Un trio pop un brin frappadingue s’autorise d’audacieux grands écarts sans perdre de vue les belles harmonies. Une leçon d’éclectisme carabiné.
Encore une formation qui n’a pas volé son nom. Le casse cou de Christopher Wright (« Daredevil », in english) est un trio pop originaire de la ville d’Eau Claire dans le Wisconsin, toujours premier lorsqu’il s’agit d’exécuter de drôles acrobaties stylistiques d’une plage à l’autre : folk lustrée, indie rock dévissé, power pop luxuriante et l’on en oublie… Ce goût de l’enchainement risqué leur a inspiré le titre leur premier album « En référence à un dos cassé » et peut-être même le morceau d’ouverture, “Hospital”.
Loin pourtant d’être des bras cassés, les frères Jason et Jonathan Sunde, ainsi que le batteur Jesse Edington, se distinguent en habiles touche-à-tout qui n’ont pas leur pareil pour charpenter des harmonies emplies de préciosité. A l’inverse, ils peuvent parfois devenir les garnements les plus turbulents de la terre sur un rock dévergondé (expliquations plus bas). C’est là tout le paradoxe de leur musique carnavalesque. Du fait d’un budget certainement serré en studio, nos trois hyperactifs ont peut-être manqué de temps pour mettre en oeuvre toutes leurs ambitions sur ce disque pleins à craquer d’arrangements mignons, débordant mais jamais débordé. De ce fait, leur pop à tiroirs est contaminée par une énergie qui fait plaisir à entendre. Dès la première prise de contact, on prend curieusement son pied à les suivre en filature dans leurs cambriolages inopinés et autres changements d’humeurs. Torcher quelques folksongs de chambre (“Hospital”, “War Stories”) puis reformer le big bazar – sur l’enthousiasmant “A Near Death Experience At Sea” (avec ses choeurs radieux à la “Surfin’USA”) — c’est possible, The Daredevil Christopher Wright l’a fait. Sur “We’re Not Friends”, ce sont les Fleet Foxes surpris en train de tricoter des barbelés de guitare électrique rugueux. Et toujours avec un entrain et une énergie fédérateurs.
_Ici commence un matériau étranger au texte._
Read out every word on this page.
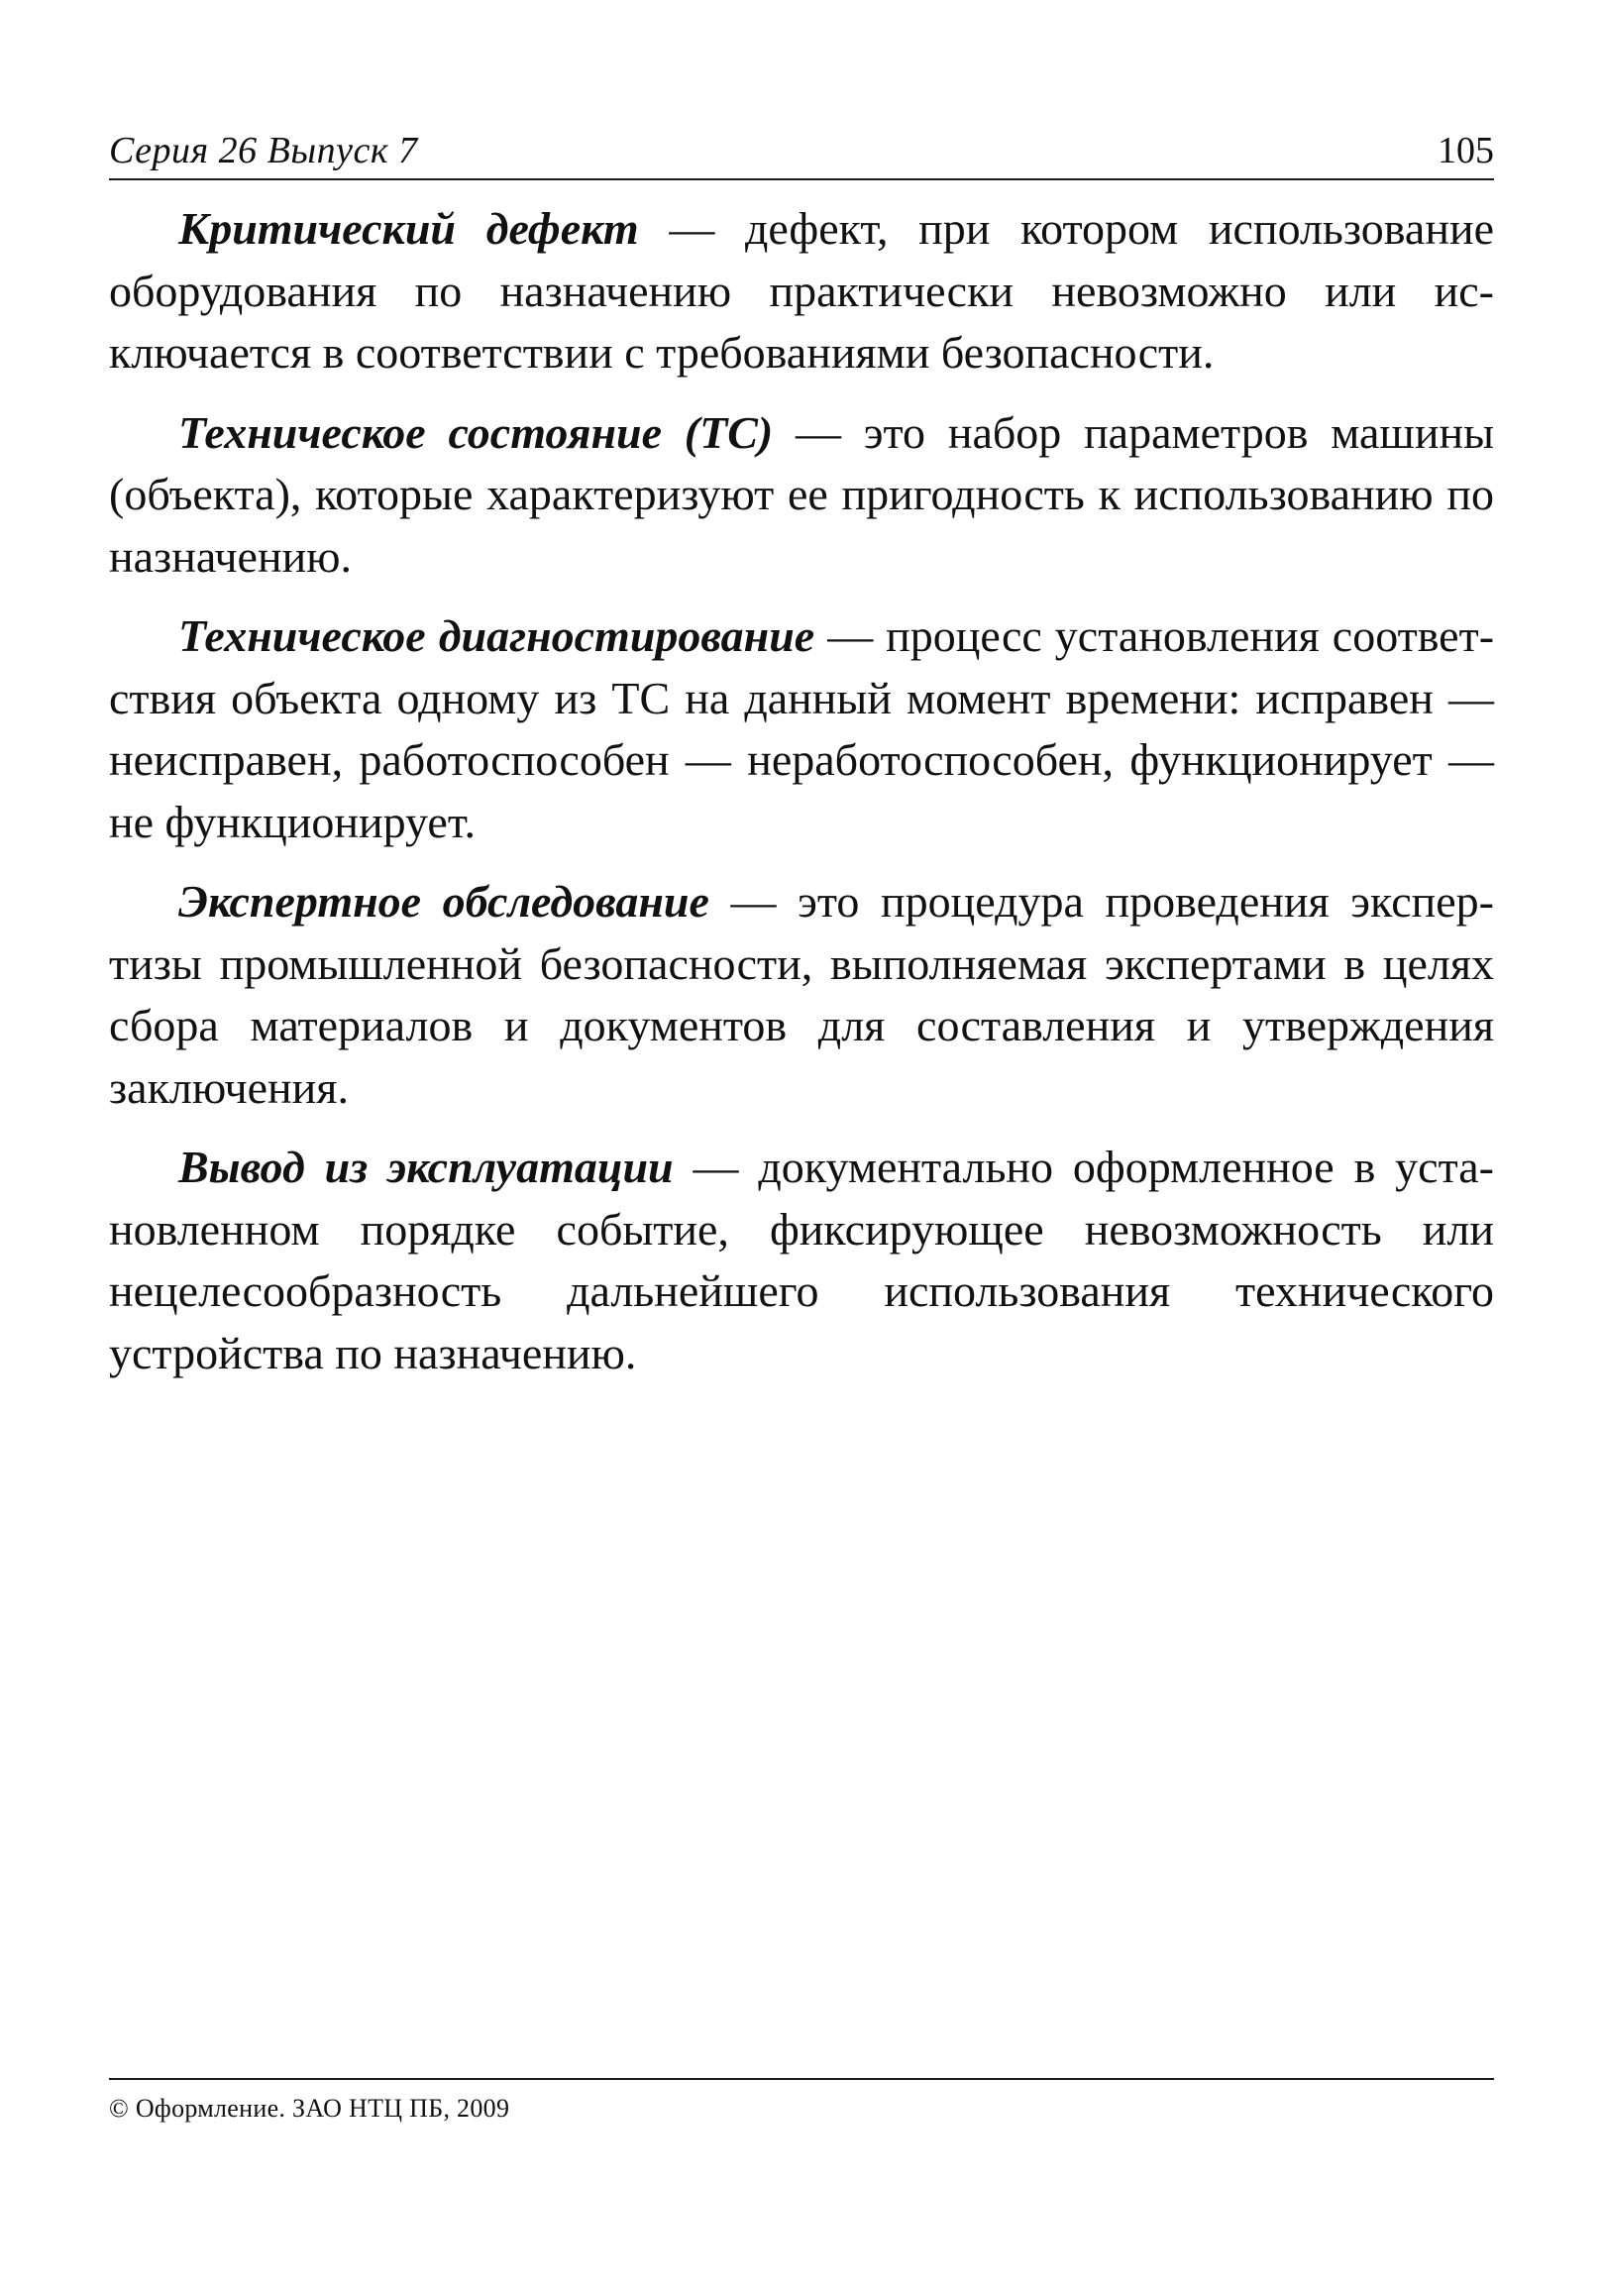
Серия 26 Выпуск 7	105

Критический дефект — дефект, при котором использование оборудования по назначению практически невозможно или исключается в соответствии с требованиями безопасности.

Техническое состояние (ТС) — это набор параметров машины (объекта), которые характеризуют ее пригодность к использованию по назначению.

Техническое диагностирование — процесс установления соответствия объекта одному из ТС на данный момент времени: исправен — неисправен, работоспособен — неработоспособен, функционирует — не функционирует.

Экспертное обследование — это процедура проведения экспертизы промышленной безопасности, выполняемая экспертами в целях сбора материалов и документов для составления и утверждения заключения.

Вывод из эксплуатации — документально оформленное в установленном порядке событие, фиксирующее невозможность или нецелесообразность дальнейшего использования технического устройства по назначению.

© Оформление. ЗАО НТЦ ПБ, 2009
Mentionner sur les crédits du livret l’utilisation de clappements de mains pourrait sembler un détail superficiel — cela intéresse qui franchement, si ce n’est pour gonfler le paragraphe ? Mais au sein de ce trio, l’ovation est une règle de savoir vivre auquel chaque musicien participe. Où il en va de la bonne vibration de l’album. Toujours dans les notes (on adore ça, éplucher les notes), une page entière est consacrée au régiment de musiciens qui se bousculent pour grimer leurs chansons de violons, cuivre léchés et choeurs — mentionnons également au casting un joueur de pipeau sur le salon baroque “The East Coast”. Ils ne sont pas de trop pour faire naître ces mini splendeurs orchestrales. Elégamment habillé de son vieux bois vintage (un orgue, un Wurlitzer), le trio nous propulse alors vers les hauteurs étoilées de Big Star (“Acceptable Loss”, “Clouds”). Aussi devant tant de délicatesses, on se surprend à lire au détour d’une mélodie guillerette des paroles à l’humour incroyablement morbide — “A Conversation About Cancer”, le titre parle de lui même. Autre point intriguant, l’un des deux frères possède un grain de voix aigu et grinçant qui serait non sans rappeler l’euphorie déviante d’un Neutral Milk Hotel. Avec un cancre si attachant, le registre des harmonies vocales semblerait limité. Sauf qu’à l’unisson, le trio épouse la clareté des harmonies du Buffalo Springfield (si ! si !), écoutez le pastoral “War Stories”. Bousculés que nous sommes d’une extrême à l’autre, In deference to a Broken Back est à en perdre son latin.
Dernier détail, ces garçons sont sous la tutelle de Justin Vernon aka Bon Iver. Le songwriter casanier originaire du même patelin est tellement fan qu’il s’est chargé du mixage quasi entier de l’album. Mais cela, nous vous le gardions pour la fin, car The Daredevil Christopher Wright peut très bien se passer de ce génie de plus tant ils assurent.